Ryan Sickman, global director of sport, Gensler, designing and managing sport stadia across all levels of sport internationally, said that stadium design for a long time had been to works outwards from the venue itself. Rather than starting from the wider view – where are the spectators coming from, how are they heading to the venue, what’s the mass transportation, parking, and how do they get into the stadium, the building’s place in the community. The venue – its designs, its seats – should be “the last thing… That’s really where the planning should start – from the outside.”
New Indian cricket stadia are misfits in this template but there is an opportunity for India’s mega-event ambitions to use these practices. With one 21st century acceptance: big is not beautiful. Sickman pointed out that the US too had caught the bug. “We were bigger, bigger, bigger, bigger and now it is how do we take these seats out? We are having an absolute contraction in the US.” It is now smaller, more intimate, closer to the action venues, responding to the diversity of a sporting audience.

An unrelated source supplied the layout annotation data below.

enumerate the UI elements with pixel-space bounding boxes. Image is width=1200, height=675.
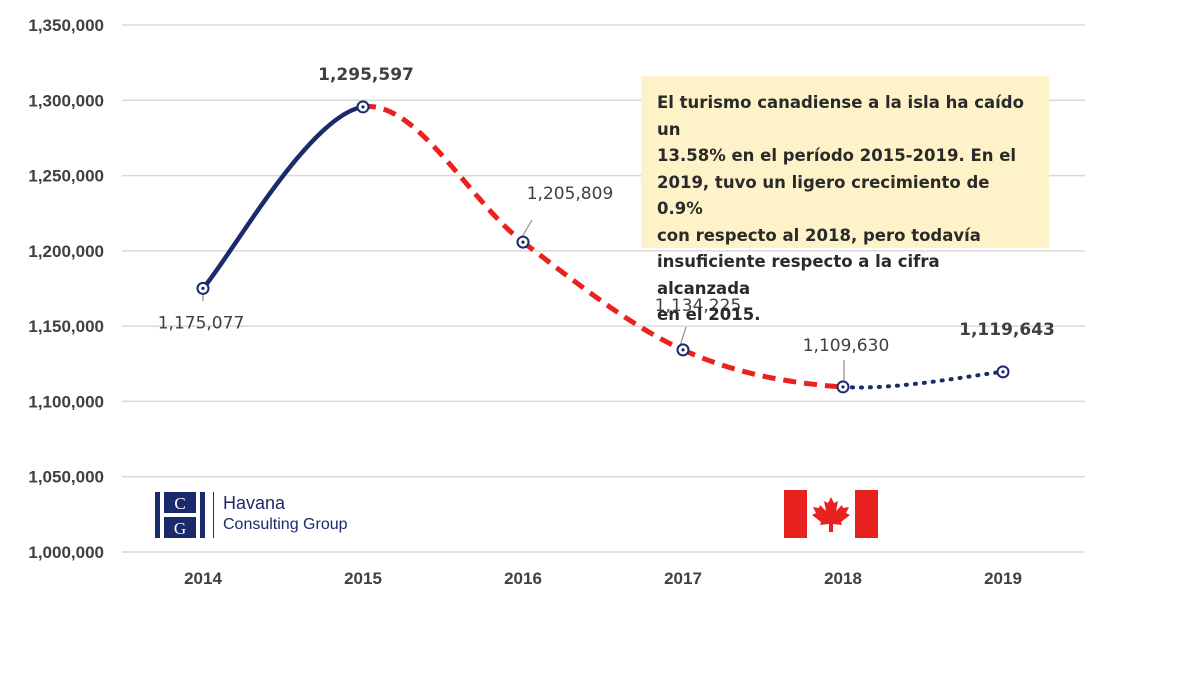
series-segment-dashed bbox=[681, 347, 844, 390]
y-tick-label: 1,300,000 bbox=[28, 91, 104, 110]
series-segment-solid bbox=[201, 104, 364, 290]
data-label: 1,175,077 bbox=[158, 313, 245, 333]
y-tick-label: 1,000,000 bbox=[28, 543, 104, 562]
data-marker-dot bbox=[201, 286, 205, 290]
data-marker-dot bbox=[1001, 370, 1005, 374]
y-tick-label: 1,350,000 bbox=[28, 16, 104, 35]
x-axis-ticks: 2014 2015 2016 2017 2018 2019 bbox=[184, 569, 1022, 588]
data-label: 1,295,597 bbox=[318, 65, 414, 85]
annotation-text: El turismo canadiense a la isla ha caído… bbox=[657, 93, 1024, 324]
data-label: 1,205,809 bbox=[527, 184, 614, 204]
data-label: 1,134,225 bbox=[655, 296, 742, 316]
x-tick-label: 2016 bbox=[504, 569, 542, 588]
series-segment-dashed bbox=[521, 240, 685, 353]
series-segment-dotted bbox=[841, 369, 1005, 390]
svg-text:G: G bbox=[174, 519, 186, 538]
series-line bbox=[201, 104, 1005, 390]
y-tick-label: 1,150,000 bbox=[28, 317, 104, 336]
x-tick-label: 2019 bbox=[984, 569, 1022, 588]
data-marker-dot bbox=[361, 105, 365, 109]
x-tick-label: 2014 bbox=[184, 569, 222, 588]
data-labels: 1,175,077 1,295,597 1,205,809 1,134,225 1,10… bbox=[158, 65, 1055, 356]
data-label: 1,119,643 bbox=[959, 320, 1055, 340]
logo-name: Havana bbox=[223, 493, 286, 513]
y-axis-ticks: 1,000,000 1,050,000 1,100,000 1,150,000 1,20… bbox=[28, 16, 104, 562]
x-tick-label: 2018 bbox=[824, 569, 862, 588]
x-tick-label: 2015 bbox=[344, 569, 382, 588]
label-leader-line bbox=[679, 326, 687, 347]
data-marker-dot bbox=[681, 348, 685, 352]
x-tick-label: 2017 bbox=[664, 569, 702, 588]
y-tick-label: 1,050,000 bbox=[28, 468, 104, 487]
cg-monogram-icon: C G bbox=[155, 492, 205, 538]
series-segment-dashed bbox=[362, 104, 525, 245]
logo-subtitle: Consulting Group bbox=[223, 516, 348, 533]
data-label: 1,109,630 bbox=[803, 336, 890, 356]
y-tick-label: 1,100,000 bbox=[28, 392, 104, 411]
data-marker-dot bbox=[521, 240, 525, 244]
data-marker-dot bbox=[841, 385, 845, 389]
y-tick-label: 1,250,000 bbox=[28, 167, 104, 186]
data-markers bbox=[196, 100, 1010, 394]
logo-divider bbox=[213, 492, 214, 538]
y-tick-label: 1,200,000 bbox=[28, 242, 104, 261]
canada-flag-icon bbox=[784, 490, 878, 538]
annotation-box: El turismo canadiense a la isla ha caído… bbox=[641, 76, 1049, 324]
label-leader-line bbox=[521, 219, 533, 238]
svg-text:C: C bbox=[174, 494, 185, 513]
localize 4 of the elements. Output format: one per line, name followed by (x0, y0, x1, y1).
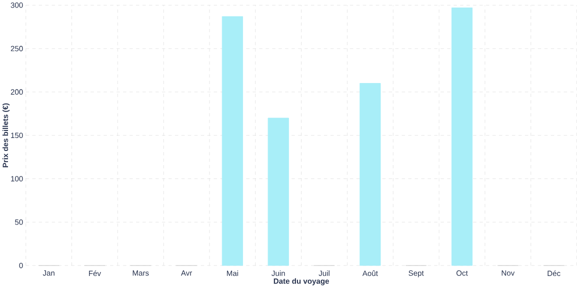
bar (360, 83, 381, 266)
bar (451, 8, 473, 266)
bar (268, 118, 289, 266)
bar (222, 16, 243, 266)
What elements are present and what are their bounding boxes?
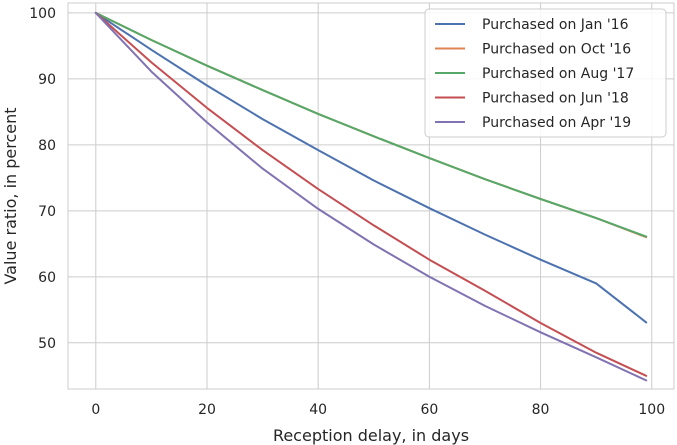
x-tick-label: 100 (638, 402, 665, 418)
y-tick-label: 90 (38, 72, 56, 88)
y-tick-label: 60 (38, 270, 56, 286)
legend-label-4: Purchased on Apr '19 (482, 115, 631, 131)
y-tick-label: 80 (38, 138, 56, 154)
legend-label-2: Purchased on Aug '17 (482, 66, 634, 82)
y-tick-label: 50 (38, 336, 56, 352)
x-axis-ticks: 0 20 40 60 80 100 (91, 402, 665, 418)
x-tick-label: 20 (198, 402, 216, 418)
series-line-3 (94, 11, 648, 377)
legend-box (424, 8, 667, 138)
x-tick-label: 60 (420, 402, 438, 418)
legend: Purchased on Jan '16 Purchased on Oct '16… (424, 8, 667, 138)
legend-label-1: Purchased on Oct '16 (482, 42, 631, 58)
x-tick-label: 80 (532, 402, 550, 418)
x-axis-label: Reception delay, in days (273, 426, 469, 445)
x-tick-label: 40 (309, 402, 327, 418)
y-axis-ticks: 50 60 70 80 90 100 (29, 6, 56, 352)
series-lines (94, 11, 648, 382)
x-tick-label: 0 (91, 402, 100, 418)
legend-label-0: Purchased on Jan '16 (482, 17, 629, 33)
legend-label-3: Purchased on Jun '18 (482, 91, 629, 107)
y-tick-label: 100 (29, 6, 56, 22)
y-tick-label: 70 (38, 204, 56, 220)
series-line-4 (94, 11, 648, 382)
y-axis-label: Value ratio, in percent (1, 107, 20, 284)
series-line-0 (94, 11, 648, 324)
plot-frame (67, 2, 675, 390)
series-line-2 (94, 11, 648, 238)
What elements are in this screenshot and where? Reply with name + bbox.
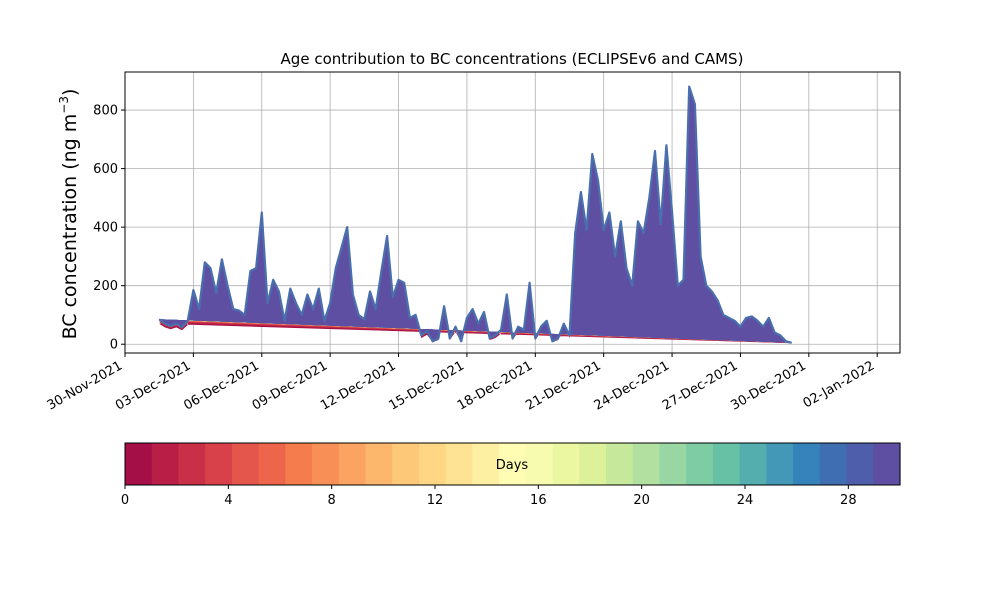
x-tick-label: 12-Dec-2021 [318, 358, 398, 413]
x-tick-label: 15-Dec-2021 [387, 358, 467, 413]
x-tick-label: 02-Jan-2022 [801, 358, 878, 411]
colorbar-swatch [151, 443, 180, 485]
x-axis: 30-Nov-202103-Dec-202106-Dec-202109-Dec-… [45, 353, 878, 414]
colorbar-swatch [579, 443, 607, 485]
y-tick-label: 200 [93, 279, 118, 294]
x-tick-label: 30-Nov-2021 [45, 358, 125, 413]
colorbar-swatch [445, 443, 474, 485]
colorbar-label: Days [496, 458, 529, 473]
y-axis-label-sup: −3 [57, 96, 71, 114]
colorbar-swatch [819, 443, 848, 485]
y-axis-label-main: BC concentration (ng m [59, 114, 81, 340]
colorbar-swatch [739, 443, 767, 485]
total-concentration-line [158, 85, 792, 344]
y-axis-label-close: ) [59, 89, 81, 96]
colorbar-swatches [125, 443, 901, 485]
plot-background [125, 72, 900, 353]
x-tick-label: 03-Dec-2021 [113, 358, 193, 413]
colorbar-swatch [258, 443, 286, 485]
colorbar-swatch [365, 443, 393, 485]
plot-area [124, 71, 901, 354]
colorbar-swatch [766, 443, 794, 485]
colorbar-swatch [606, 443, 634, 485]
y-axis: 0 200 400 600 800 [93, 104, 125, 353]
x-tick-label: 24-Dec-2021 [592, 358, 672, 413]
colorbar-swatch [285, 443, 313, 485]
colorbar-tick-label: 0 [121, 493, 129, 508]
y-tick-label: 600 [93, 162, 118, 177]
x-tick-label: 21-Dec-2021 [523, 358, 603, 413]
x-tick-label: 09-Dec-2021 [250, 358, 330, 413]
y-tick-label: 800 [93, 104, 118, 119]
plot-frame [124, 71, 901, 354]
colorbar-swatch [472, 443, 500, 485]
colorbar-swatch [178, 443, 206, 485]
colorbar-swatch [552, 443, 580, 485]
colorbar-ticks: 0 4 8 12 16 20 24 28 [121, 485, 857, 508]
colorbar-frame [124, 442, 901, 486]
y-tick-label: 400 [93, 221, 118, 236]
colorbar-swatch [312, 443, 340, 485]
chart-title: Age contribution to BC concentrations (E… [281, 50, 744, 68]
x-tick-label: 30-Dec-2021 [728, 358, 808, 413]
colorbar-swatch [125, 443, 153, 485]
colorbar-swatch [392, 443, 420, 485]
colorbar-tick-label: 28 [840, 493, 857, 508]
colorbar-swatch [686, 443, 714, 485]
x-tick-label: 27-Dec-2021 [660, 358, 740, 413]
x-tick-label: 06-Dec-2021 [181, 358, 261, 413]
x-tick-label: 18-Dec-2021 [455, 358, 535, 413]
colorbar-tick-label: 16 [530, 493, 547, 508]
y-axis-label: BC concentration (ng m−3) [57, 89, 81, 340]
colorbar-swatch [231, 443, 260, 485]
colorbar-swatch [418, 443, 447, 485]
colorbar-swatch [873, 443, 901, 485]
colorbar-tick-label: 20 [633, 493, 650, 508]
colorbar-tick-label: 4 [224, 493, 232, 508]
colorbar-tick-label: 12 [427, 493, 444, 508]
colorbar-swatch [525, 443, 554, 485]
colorbar: Days 0 4 8 12 16 20 24 28 [121, 442, 901, 508]
colorbar-swatch [205, 443, 233, 485]
colorbar-swatch [499, 443, 527, 485]
y-tick-label: 0 [110, 338, 118, 353]
colorbar-swatch [793, 443, 821, 485]
colorbar-swatch [712, 443, 741, 485]
colorbar-swatch [338, 443, 367, 485]
colorbar-swatch [846, 443, 874, 485]
colorbar-swatch [632, 443, 661, 485]
colorbar-tick-label: 8 [328, 493, 336, 508]
colorbar-swatch [659, 443, 687, 485]
colorbar-tick-label: 24 [737, 493, 754, 508]
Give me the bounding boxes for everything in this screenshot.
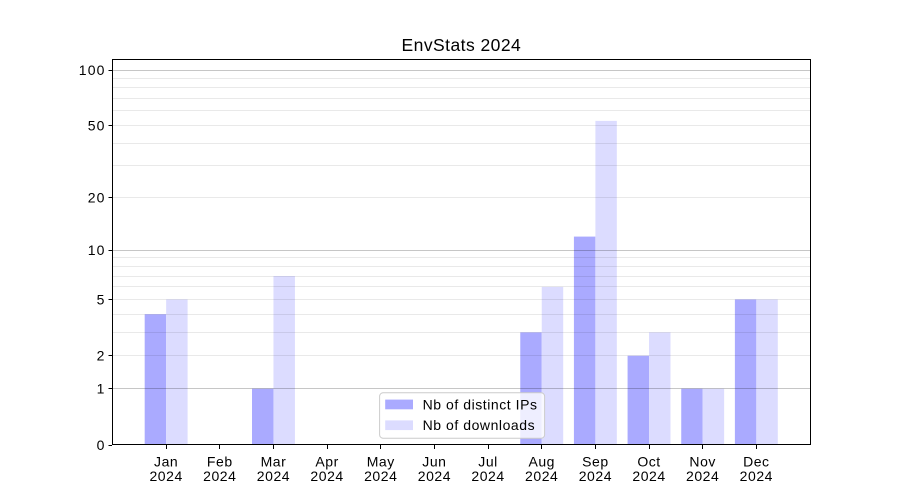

He said, “It’s funny that the police made the comment about the diversity of seating types and hospitality and not the architect in the room,” Sickman said while there were many design and management practices that could not similarly be applied around the world, “what does translate across cultures, across regions, across everything that exists as a differentiator between markets around the world is a good experience.”
In resource, energy, enterprise-rich Indian cricket where today the pillar of the ‘live sport experience’ has been refabricated into the ‘televised sport experience’, their global domination must surely include an improved spectator-friendly future.